Las elevadas temperaturas que se vienen registrando en distintas provincias de Argentina, incluido el sur de Santa Fe, encendieron las alertas sanitarias ante el riesgo de golpes de calor, una condición que puede tener consecuencias graves si no se detecta y trata a tiempo. Autoridades de salud y especialistas remarcan la importancia de adoptar medidas de prevención, especialmente en los días en los que el termómetro supera ampliamente los valores habituales.
El golpe de calor se produce cuando el cuerpo pierde la capacidad de regular su temperatura, lo que puede provocar un aumento rápido y peligroso de la misma. Si no se actúa con rapidez, puede derivar en deshidratación severa, alteraciones neurológicas e incluso poner en riesgo la vida.
Entre las principales recomendaciones, los especialistas destacan la necesidad de mantener una hidratación constante, aun sin sensación de sed. Se aconseja beber agua con frecuencia y evitar el consumo excesivo de alcohol, bebidas azucaradas o con cafeína, ya que favorecen la deshidratación.
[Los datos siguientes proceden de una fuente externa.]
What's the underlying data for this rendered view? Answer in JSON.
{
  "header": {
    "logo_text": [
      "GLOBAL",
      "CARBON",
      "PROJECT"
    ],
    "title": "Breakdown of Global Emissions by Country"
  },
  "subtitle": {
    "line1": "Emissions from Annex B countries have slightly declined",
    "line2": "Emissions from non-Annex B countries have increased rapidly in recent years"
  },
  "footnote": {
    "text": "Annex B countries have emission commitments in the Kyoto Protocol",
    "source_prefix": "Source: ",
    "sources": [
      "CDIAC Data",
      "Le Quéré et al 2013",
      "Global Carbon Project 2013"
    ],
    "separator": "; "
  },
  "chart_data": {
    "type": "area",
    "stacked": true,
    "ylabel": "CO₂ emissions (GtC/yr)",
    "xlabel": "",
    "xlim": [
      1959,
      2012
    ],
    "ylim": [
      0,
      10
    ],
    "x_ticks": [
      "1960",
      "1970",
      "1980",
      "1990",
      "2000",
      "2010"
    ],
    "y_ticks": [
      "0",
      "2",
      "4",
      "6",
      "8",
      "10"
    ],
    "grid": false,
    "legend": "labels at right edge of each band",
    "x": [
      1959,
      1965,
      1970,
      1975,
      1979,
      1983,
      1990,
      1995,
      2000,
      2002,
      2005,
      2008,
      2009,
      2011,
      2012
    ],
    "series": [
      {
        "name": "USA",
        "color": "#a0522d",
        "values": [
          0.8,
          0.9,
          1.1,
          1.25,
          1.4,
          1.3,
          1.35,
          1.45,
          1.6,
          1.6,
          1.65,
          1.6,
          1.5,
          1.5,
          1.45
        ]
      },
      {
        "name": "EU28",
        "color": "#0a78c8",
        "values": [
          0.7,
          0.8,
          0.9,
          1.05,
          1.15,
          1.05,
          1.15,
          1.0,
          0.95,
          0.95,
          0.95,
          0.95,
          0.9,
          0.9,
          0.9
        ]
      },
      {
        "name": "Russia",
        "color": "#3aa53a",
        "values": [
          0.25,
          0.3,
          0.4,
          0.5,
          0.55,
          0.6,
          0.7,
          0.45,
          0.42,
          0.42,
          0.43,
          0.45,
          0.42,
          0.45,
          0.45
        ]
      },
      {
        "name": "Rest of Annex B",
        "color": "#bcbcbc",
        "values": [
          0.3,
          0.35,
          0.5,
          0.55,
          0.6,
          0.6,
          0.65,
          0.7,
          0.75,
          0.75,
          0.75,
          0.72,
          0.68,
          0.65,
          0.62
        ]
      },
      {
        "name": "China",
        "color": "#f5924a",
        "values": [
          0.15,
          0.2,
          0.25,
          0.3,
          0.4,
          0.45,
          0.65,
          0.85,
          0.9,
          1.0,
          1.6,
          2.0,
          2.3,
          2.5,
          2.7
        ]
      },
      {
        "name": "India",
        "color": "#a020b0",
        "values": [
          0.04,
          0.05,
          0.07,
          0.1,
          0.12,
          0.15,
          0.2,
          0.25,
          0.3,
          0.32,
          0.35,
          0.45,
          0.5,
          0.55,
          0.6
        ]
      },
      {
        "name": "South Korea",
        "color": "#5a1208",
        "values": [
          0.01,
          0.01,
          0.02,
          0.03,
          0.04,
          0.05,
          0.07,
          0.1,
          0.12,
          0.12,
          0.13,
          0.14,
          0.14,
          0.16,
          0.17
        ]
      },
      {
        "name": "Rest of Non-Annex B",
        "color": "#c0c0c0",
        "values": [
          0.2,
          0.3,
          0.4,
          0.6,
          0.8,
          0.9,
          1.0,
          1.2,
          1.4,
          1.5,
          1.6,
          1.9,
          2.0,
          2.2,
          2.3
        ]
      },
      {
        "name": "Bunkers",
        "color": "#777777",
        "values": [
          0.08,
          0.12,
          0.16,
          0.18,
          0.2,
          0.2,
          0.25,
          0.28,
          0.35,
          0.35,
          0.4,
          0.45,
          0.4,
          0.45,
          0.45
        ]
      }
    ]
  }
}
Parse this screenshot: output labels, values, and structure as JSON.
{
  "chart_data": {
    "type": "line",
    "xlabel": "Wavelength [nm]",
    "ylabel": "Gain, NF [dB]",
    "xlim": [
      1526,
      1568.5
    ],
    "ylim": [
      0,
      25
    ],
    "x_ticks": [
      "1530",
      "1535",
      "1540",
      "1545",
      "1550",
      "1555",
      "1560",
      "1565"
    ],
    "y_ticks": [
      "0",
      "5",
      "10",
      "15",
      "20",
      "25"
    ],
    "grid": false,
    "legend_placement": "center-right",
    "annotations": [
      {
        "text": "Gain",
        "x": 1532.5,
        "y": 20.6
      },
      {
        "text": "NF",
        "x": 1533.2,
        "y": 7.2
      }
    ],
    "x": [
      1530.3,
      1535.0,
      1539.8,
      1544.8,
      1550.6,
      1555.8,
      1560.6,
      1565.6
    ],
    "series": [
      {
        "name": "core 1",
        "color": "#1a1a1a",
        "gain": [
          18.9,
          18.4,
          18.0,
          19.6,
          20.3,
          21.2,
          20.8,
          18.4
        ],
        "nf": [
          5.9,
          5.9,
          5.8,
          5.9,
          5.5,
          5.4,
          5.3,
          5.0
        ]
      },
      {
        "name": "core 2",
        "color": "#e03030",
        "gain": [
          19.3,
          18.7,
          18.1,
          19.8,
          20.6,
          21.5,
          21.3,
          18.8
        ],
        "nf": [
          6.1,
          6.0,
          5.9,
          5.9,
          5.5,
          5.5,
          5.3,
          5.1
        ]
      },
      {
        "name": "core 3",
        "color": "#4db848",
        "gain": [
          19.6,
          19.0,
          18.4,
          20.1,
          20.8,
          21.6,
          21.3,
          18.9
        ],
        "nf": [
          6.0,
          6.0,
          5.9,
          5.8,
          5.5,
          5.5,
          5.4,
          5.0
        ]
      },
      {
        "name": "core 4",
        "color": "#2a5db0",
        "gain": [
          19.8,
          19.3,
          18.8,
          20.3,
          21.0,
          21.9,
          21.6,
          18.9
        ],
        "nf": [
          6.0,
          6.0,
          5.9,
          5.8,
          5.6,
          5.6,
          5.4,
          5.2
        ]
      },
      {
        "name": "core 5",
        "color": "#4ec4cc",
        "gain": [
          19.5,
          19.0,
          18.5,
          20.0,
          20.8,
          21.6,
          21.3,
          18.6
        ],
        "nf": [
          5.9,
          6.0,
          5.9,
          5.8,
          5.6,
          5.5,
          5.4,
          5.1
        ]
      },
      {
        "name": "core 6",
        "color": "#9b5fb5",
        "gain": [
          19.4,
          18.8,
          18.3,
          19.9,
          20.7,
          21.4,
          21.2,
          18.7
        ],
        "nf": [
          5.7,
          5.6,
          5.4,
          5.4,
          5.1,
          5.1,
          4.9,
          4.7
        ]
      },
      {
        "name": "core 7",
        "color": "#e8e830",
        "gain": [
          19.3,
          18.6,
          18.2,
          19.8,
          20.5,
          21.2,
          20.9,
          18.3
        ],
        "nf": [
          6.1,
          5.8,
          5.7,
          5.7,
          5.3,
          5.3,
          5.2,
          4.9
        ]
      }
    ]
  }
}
Otra clave fundamental es evitar la exposición directa al sol en las horas de mayor radiación, generalmente entre las 10 y las 17. En caso de tener que realizar actividades al aire libre, se sugiere hacerlo temprano por la mañana o al atardecer, utilizando ropa liviana, de colores claros y gorra o sombrero para proteger la cabeza.
En el ámbito laboral y deportivo, se recomienda reducir la intensidad de las actividades físicas, hacer pausas frecuentes y buscar lugares frescos o ventilados. En espacios cerrados, es importante asegurar una buena ventilación y, de ser posible, utilizar ventiladores o aire acondicionado.
Los grupos de mayor riesgo incluyen a niños pequeños, personas mayores, embarazadas y quienes padecen enfermedades crónicas, como problemas cardíacos o respiratorios. En estos casos, se aconseja un control más estricto, evitar salidas innecesarias y prestar atención a cualquier síntoma inusual.
Entre las señales de alerta más comunes del golpe de calor se encuentran la piel caliente y enrojecida, mareos, dolor de cabeza, náuseas, confusión, debilidad y, en casos más graves, pérdida de conciencia. Ante la aparición de estos síntomas, se debe actuar de inmediato: trasladar a la persona a un lugar fresco, ofrecer agua si está consciente y solicitar asistencia médica.
Desde los organismos de salud insisten en que la prevención es la herramienta más efectiva para enfrentar las olas de calor. En un contexto de temperaturas extremas cada vez más frecuentes, adoptar hábitos de cuidado no solo protege la salud individual, sino que también ayuda a evitar situaciones de emergencia que pueden prevenirse con información y acciones simples.